In the AWS world, GuardDuty provides security-relevant alerting, but there's also CloudWatch for event collection, CloudTrail for operational auditing and numerous other monitoring-related features. They are each designed to solve a particular problem. Understanding what those features are, how they work and how they interrelate is a valuable tool in your toolbox.

Some cloud providers like smaller SaaS vendors might have more limited monitoring options while major providers like AWS or Microsoft may have more than one option with many opportunities for customization. Researching what those options are enables organizations to select the right options based on how, where and for what they're employing that provider.

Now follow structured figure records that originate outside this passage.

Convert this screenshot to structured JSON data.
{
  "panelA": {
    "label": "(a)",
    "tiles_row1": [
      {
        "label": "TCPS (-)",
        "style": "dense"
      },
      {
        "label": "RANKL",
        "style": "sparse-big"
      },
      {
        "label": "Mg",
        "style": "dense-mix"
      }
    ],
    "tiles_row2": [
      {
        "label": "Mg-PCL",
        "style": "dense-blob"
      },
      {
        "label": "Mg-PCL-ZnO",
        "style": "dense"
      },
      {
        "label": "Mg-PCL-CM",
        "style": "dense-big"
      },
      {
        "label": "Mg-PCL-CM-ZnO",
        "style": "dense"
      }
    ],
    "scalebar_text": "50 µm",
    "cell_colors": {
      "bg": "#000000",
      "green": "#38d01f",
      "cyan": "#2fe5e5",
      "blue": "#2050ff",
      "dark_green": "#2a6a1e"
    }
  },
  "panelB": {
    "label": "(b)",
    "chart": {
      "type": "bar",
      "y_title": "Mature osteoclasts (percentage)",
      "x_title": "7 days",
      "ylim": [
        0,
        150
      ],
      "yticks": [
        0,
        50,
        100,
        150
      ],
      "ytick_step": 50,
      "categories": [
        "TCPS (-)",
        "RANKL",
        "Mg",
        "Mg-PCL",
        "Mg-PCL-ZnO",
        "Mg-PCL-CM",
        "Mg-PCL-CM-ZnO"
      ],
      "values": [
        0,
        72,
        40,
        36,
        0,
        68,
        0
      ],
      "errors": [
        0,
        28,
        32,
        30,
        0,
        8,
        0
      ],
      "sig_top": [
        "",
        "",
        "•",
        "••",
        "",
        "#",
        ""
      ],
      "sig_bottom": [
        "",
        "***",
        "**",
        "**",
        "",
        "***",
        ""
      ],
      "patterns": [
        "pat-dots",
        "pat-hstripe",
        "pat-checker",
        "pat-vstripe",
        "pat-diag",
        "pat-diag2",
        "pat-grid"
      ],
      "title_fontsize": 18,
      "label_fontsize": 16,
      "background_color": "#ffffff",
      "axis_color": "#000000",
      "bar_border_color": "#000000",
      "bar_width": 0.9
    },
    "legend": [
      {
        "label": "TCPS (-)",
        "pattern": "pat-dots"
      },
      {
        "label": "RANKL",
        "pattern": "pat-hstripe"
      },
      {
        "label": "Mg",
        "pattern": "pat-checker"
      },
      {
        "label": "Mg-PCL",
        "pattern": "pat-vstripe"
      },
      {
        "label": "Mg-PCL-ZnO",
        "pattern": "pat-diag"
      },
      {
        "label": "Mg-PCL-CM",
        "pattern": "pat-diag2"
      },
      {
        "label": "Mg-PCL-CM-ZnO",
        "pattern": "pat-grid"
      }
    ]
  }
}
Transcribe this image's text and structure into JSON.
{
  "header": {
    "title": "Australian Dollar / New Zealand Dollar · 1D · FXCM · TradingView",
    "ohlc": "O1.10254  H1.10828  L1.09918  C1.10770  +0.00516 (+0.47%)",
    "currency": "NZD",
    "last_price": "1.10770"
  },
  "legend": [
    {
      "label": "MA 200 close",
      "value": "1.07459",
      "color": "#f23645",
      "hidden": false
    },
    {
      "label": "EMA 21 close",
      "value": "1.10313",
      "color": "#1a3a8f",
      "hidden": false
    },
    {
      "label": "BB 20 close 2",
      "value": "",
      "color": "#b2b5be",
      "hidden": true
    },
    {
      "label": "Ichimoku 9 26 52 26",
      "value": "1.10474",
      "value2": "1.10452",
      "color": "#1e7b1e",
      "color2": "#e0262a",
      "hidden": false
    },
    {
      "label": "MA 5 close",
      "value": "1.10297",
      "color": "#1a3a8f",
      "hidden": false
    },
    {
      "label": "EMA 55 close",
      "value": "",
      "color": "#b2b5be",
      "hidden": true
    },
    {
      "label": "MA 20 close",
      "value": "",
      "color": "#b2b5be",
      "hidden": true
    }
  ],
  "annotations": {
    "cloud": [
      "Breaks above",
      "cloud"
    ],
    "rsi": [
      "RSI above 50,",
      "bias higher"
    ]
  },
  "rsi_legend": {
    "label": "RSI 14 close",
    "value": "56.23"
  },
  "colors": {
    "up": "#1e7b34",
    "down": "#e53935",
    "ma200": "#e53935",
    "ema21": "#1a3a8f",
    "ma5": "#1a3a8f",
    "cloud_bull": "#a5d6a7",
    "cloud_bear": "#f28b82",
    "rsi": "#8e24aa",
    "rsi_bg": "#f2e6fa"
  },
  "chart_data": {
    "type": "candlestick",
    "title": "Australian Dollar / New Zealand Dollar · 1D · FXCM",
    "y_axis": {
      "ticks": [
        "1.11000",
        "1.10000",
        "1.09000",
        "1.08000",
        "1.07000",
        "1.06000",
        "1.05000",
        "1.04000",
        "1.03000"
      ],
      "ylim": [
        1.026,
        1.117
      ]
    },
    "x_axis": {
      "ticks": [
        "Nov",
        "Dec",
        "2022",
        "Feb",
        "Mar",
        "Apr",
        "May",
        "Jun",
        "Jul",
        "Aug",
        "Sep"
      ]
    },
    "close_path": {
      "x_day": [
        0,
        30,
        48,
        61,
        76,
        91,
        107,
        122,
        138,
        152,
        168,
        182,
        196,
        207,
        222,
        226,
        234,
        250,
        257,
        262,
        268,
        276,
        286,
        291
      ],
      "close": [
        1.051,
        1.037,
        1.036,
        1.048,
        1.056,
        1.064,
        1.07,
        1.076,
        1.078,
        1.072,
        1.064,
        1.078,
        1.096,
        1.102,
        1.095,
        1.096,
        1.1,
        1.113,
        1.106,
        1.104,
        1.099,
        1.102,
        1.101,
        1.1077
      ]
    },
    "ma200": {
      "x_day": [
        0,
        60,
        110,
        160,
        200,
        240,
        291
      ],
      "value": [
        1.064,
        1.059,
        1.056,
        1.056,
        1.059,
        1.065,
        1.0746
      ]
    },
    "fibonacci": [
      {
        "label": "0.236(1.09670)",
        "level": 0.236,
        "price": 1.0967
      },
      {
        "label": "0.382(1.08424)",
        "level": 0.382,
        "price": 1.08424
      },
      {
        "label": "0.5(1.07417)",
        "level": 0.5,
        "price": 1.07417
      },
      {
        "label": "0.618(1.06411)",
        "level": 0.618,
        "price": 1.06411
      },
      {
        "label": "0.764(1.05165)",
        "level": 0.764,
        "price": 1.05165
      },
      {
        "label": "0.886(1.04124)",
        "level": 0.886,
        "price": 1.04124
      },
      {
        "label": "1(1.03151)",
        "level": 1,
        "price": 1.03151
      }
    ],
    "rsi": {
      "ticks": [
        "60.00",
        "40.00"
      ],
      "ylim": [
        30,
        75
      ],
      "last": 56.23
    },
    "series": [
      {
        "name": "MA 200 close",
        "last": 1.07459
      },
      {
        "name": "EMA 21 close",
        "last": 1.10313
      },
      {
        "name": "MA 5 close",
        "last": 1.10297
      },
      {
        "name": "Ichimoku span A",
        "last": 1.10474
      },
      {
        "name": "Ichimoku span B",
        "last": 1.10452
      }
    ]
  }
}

3. Integrate where you can

Knowing what your monitoring options are and what you'll need to apply them to is a great start, but getting a complete monitoring picture means piecing together different services from different providers. Depending on the number of providers in scope, you may find that collecting the data for analysis can be cumbersome. It can be valuable to work through the two lists you've created -- applications/data in scope and service provider monitoring features -- systematically to ensure that your monitoring approach is complete and, where possible, that you're pulling together and integrating that information to enable administrative and operational personnel to monitor it in an efficient manner. Depending on the service provider, you may be able to export telemetry or log data to other platforms or consume it directly from security tools; where possible, that can be advantageous.

Top monitoring tools

There is a plethora of cloud security monitoring tools available for enterprise use. AWS offers a few previously mentioned tools: Amazon CloudWatch, CloudTrail and GuardDuty.

CloudWatch enables real-time monitoring of AWS resources and customer applications running on the Amazon infrastructure, in a hybrid cloud environment and through on-premises applications. CloudWatch provides organizations with metrics about CPU use, latency and request counts.

AWS CloudTrail focuses more on governance, compliance and risk auditing. It provides an API for call-recording and log-monitoring web services. CloudTrail also offers to send alerts about logs in near real-time. It also provides continuous monitoring of AWS account activity and pulls together account event history.

Amazon GuardDuty is a threat detection service that offers continuous monitoring for malicious activity on users' AWS accounts and workloads. GuardDuty can also be integrated with CloudWatch to monitor multiple accounts.

While AWS is arguably ahead of the cloud security monitoring curve as of this writing, Microsoft also offers Azure Sentinel for cloud monitoring. It was released in early 2019 and collects data across the enterprise's use of Office 365. It also uses machine learning for threat detection and automates some monitoring tasks.

Microsoft also offers Azure Monitor for log analytics and end-to-end application monitoring.

Other cloud security monitoring tools include Cisco's AppDynanics, CA Unified Infrastructure Management, VMware's Hyperic, New Relic and Exoprise.